Cayman Islands: Premier Drops Plans for Payroll Tax for Expatriate EmployeesJust days after announcing that a new payroll tax on expatriates would be introduced, the Cayman Islands government dropped those plans. It is understood that various spending cuts and revenue raising measures – some of which have yet to be revealed – will take the place of the now-dropped payroll tax.

The so-called “community enhancement fee” proposal, as originally conceived, essentially would have imposed a 10-percent tax on expatriate workers earning more than $20,000 annually (that threshold was later raised in a subsequent revision to the proposal). (All dollar figures expressed are Cayman Islands dollars.)

Critics of the proposal claimed the Caymans would have difficulty recruiting and retaining top talent and it would lose its competitive edge as international investors would seek out other jurisdictions where the cost of doing business is lower.

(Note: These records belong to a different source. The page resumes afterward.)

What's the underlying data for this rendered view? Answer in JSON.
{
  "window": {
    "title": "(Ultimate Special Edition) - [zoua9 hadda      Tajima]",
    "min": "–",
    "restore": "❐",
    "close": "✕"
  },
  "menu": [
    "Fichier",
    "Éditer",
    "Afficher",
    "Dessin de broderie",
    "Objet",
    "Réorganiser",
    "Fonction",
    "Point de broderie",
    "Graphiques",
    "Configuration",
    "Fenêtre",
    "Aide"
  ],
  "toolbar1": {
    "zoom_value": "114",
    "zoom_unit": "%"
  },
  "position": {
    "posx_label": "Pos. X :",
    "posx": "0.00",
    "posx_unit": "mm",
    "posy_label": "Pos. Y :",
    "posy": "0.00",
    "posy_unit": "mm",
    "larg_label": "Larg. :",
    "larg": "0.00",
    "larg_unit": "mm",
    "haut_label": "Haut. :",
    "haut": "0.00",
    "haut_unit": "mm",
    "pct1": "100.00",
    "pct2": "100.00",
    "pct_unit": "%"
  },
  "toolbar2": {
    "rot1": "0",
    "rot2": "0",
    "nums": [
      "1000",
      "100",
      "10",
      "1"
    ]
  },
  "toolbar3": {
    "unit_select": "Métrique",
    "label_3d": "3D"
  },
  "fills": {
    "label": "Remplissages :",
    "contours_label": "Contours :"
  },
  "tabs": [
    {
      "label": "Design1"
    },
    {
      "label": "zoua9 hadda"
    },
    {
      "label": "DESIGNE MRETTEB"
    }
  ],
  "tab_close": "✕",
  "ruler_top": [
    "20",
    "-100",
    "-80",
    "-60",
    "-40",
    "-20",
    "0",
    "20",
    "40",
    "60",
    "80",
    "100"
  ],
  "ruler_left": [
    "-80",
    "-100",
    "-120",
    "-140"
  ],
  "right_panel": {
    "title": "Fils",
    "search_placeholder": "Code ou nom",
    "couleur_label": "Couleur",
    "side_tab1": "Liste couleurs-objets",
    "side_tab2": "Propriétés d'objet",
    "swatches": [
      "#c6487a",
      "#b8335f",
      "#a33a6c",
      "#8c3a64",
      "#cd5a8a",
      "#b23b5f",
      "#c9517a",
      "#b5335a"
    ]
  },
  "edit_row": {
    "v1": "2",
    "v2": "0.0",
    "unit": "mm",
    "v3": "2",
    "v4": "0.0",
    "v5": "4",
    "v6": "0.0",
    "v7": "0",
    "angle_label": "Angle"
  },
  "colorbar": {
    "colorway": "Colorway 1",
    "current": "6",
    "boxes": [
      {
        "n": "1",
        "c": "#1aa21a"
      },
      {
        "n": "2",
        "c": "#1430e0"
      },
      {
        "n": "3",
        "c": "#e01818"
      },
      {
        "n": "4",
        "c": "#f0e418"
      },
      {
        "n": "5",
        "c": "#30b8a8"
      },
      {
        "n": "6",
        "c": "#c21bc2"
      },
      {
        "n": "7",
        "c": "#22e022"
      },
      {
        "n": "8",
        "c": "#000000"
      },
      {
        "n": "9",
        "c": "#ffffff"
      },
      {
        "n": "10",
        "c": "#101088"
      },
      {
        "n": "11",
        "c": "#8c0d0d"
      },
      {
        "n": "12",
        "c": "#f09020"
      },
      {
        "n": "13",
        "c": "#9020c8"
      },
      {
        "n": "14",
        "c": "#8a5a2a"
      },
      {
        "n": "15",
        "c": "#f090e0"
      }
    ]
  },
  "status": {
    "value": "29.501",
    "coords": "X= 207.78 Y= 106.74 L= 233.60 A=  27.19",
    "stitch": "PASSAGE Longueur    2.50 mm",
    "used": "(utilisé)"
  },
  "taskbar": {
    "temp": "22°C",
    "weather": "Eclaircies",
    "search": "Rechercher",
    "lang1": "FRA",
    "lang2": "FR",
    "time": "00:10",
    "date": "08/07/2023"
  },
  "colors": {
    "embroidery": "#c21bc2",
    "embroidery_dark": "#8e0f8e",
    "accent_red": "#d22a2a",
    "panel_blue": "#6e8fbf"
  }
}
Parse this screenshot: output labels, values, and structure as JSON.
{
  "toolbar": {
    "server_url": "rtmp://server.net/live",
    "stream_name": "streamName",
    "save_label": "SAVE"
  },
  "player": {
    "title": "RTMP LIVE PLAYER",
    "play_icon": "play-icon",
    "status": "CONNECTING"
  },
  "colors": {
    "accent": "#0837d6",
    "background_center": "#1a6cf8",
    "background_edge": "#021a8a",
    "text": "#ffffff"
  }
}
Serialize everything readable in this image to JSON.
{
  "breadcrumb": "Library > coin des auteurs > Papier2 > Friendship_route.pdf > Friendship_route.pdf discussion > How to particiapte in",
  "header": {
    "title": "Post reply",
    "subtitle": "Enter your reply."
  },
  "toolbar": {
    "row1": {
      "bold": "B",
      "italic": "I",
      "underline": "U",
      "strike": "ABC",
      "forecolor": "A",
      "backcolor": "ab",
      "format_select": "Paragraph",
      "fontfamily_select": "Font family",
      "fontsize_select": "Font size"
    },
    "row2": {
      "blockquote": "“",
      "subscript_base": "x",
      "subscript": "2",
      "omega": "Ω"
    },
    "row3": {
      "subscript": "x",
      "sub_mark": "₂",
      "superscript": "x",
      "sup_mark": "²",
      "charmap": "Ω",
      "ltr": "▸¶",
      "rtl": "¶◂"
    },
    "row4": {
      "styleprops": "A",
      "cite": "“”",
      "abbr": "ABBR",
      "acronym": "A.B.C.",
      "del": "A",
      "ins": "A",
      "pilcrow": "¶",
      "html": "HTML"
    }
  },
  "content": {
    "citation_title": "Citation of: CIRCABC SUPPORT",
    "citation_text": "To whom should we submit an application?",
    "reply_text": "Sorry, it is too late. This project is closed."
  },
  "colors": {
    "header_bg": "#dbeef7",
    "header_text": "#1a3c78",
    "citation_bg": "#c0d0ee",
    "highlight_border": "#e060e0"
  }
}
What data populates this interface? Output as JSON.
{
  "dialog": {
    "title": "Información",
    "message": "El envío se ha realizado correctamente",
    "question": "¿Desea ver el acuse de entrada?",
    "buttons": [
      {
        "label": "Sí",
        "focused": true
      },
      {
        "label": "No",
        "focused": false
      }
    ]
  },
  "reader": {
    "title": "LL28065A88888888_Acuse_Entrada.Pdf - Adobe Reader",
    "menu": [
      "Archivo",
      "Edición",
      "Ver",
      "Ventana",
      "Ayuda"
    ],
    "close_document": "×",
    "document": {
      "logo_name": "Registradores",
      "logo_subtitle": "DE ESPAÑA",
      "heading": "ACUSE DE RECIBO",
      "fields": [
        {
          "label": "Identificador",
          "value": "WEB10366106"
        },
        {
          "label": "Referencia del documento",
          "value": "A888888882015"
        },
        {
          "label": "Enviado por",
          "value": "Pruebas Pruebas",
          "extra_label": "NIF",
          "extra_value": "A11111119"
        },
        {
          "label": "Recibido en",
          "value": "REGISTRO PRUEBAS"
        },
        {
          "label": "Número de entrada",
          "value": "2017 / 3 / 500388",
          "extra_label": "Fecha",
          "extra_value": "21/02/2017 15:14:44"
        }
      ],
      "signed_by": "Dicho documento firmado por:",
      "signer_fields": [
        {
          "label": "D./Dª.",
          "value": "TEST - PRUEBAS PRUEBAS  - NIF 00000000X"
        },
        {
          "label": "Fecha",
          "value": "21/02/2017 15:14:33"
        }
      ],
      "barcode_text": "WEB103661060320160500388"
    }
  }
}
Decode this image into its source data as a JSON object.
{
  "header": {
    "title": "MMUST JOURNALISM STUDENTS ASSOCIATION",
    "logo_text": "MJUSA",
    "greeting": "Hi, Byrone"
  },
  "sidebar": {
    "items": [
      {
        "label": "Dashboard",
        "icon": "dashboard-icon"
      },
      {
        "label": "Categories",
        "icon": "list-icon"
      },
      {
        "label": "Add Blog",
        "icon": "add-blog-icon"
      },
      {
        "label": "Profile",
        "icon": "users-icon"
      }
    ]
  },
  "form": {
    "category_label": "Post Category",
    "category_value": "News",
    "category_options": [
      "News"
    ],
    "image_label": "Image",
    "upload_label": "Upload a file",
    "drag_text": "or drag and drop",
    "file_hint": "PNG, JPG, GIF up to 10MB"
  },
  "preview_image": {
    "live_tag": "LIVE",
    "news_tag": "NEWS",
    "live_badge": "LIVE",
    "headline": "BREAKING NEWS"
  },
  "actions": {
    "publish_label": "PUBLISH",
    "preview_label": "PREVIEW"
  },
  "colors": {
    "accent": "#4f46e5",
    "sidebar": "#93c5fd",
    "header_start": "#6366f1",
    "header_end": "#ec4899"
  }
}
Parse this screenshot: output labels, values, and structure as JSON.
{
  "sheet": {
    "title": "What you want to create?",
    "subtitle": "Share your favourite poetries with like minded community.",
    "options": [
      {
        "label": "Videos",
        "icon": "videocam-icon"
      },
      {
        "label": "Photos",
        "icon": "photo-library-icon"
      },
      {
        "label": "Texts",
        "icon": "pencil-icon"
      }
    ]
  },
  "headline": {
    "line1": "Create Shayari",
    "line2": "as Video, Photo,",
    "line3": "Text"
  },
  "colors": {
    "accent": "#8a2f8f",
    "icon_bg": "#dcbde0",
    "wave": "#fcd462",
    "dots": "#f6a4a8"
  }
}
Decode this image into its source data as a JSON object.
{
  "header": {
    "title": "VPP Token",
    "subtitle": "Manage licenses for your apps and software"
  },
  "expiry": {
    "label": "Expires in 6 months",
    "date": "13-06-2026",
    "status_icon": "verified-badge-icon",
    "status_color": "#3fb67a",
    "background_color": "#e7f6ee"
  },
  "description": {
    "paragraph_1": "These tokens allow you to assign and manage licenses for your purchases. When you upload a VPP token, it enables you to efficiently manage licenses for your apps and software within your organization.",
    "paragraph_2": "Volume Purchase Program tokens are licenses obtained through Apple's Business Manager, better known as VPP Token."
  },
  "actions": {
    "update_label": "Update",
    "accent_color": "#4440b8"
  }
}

On 6 August, Cayman Islands Premier McKeeva Bush announced the government’s about-face on the matter. The Premier had met on 1 August with business and community leaders and interest groups. In light of that meeting, where much apprehension and anxiety had been expressed about the government’s plans, Mr. Bush indicated the government would drop the plans as long as alternate revenues could be identified. In a statement released on 6 August, Mr. Bush publicly stated “The community enhancement fee is now off the table and will not be implemented.”

The Premier met with concerned parties in a public meeting on 8 August. According to reports, the Premier took the community enhancement fee off the table and proposed instead to fill the gap with spending cuts and by raising fees and other charges.

Among the measures proposed that will impact international executives and their multinational employers are changes to work permit fees. Current work permit fees of:

• between $1,000 and $2,999 will go up by 5 percent;

• from $3,000 to $3,999 will increase by 10 percent;

• between $4,000 and $4,999 will go up by 15 percent;

• from $5,000 to $5,999 will increase by 20 percent;

• between $6,000 to $7,499 will go up by 25 percent;

• from $7,500 to $14,999 will increase by 30 percent; and

• between $15,000 to $24,000 will go up by 35 percent.

• Other revenue raising measures aired by the Premier include:

• Increase of the tourism accommodation tax from the present 10 percent to 13 percent;

• Rise in the departure tax by $10 per person.

The Premier also confirmed that pension contributions for work permit holders in the private sector would no longer be mandatory.

As noted above, these measures, and others that have not yet been made public, will be accompanied by spending cuts in order to redress the imbalances in Caymanian public finances.

What’s Next?

These and other proposals will be submitted to the U.K.’s Foreign & Commonwealth Office for its review. If approved, the Premier hopes to deliver the budget to the Legislative Assembly within two weeks time.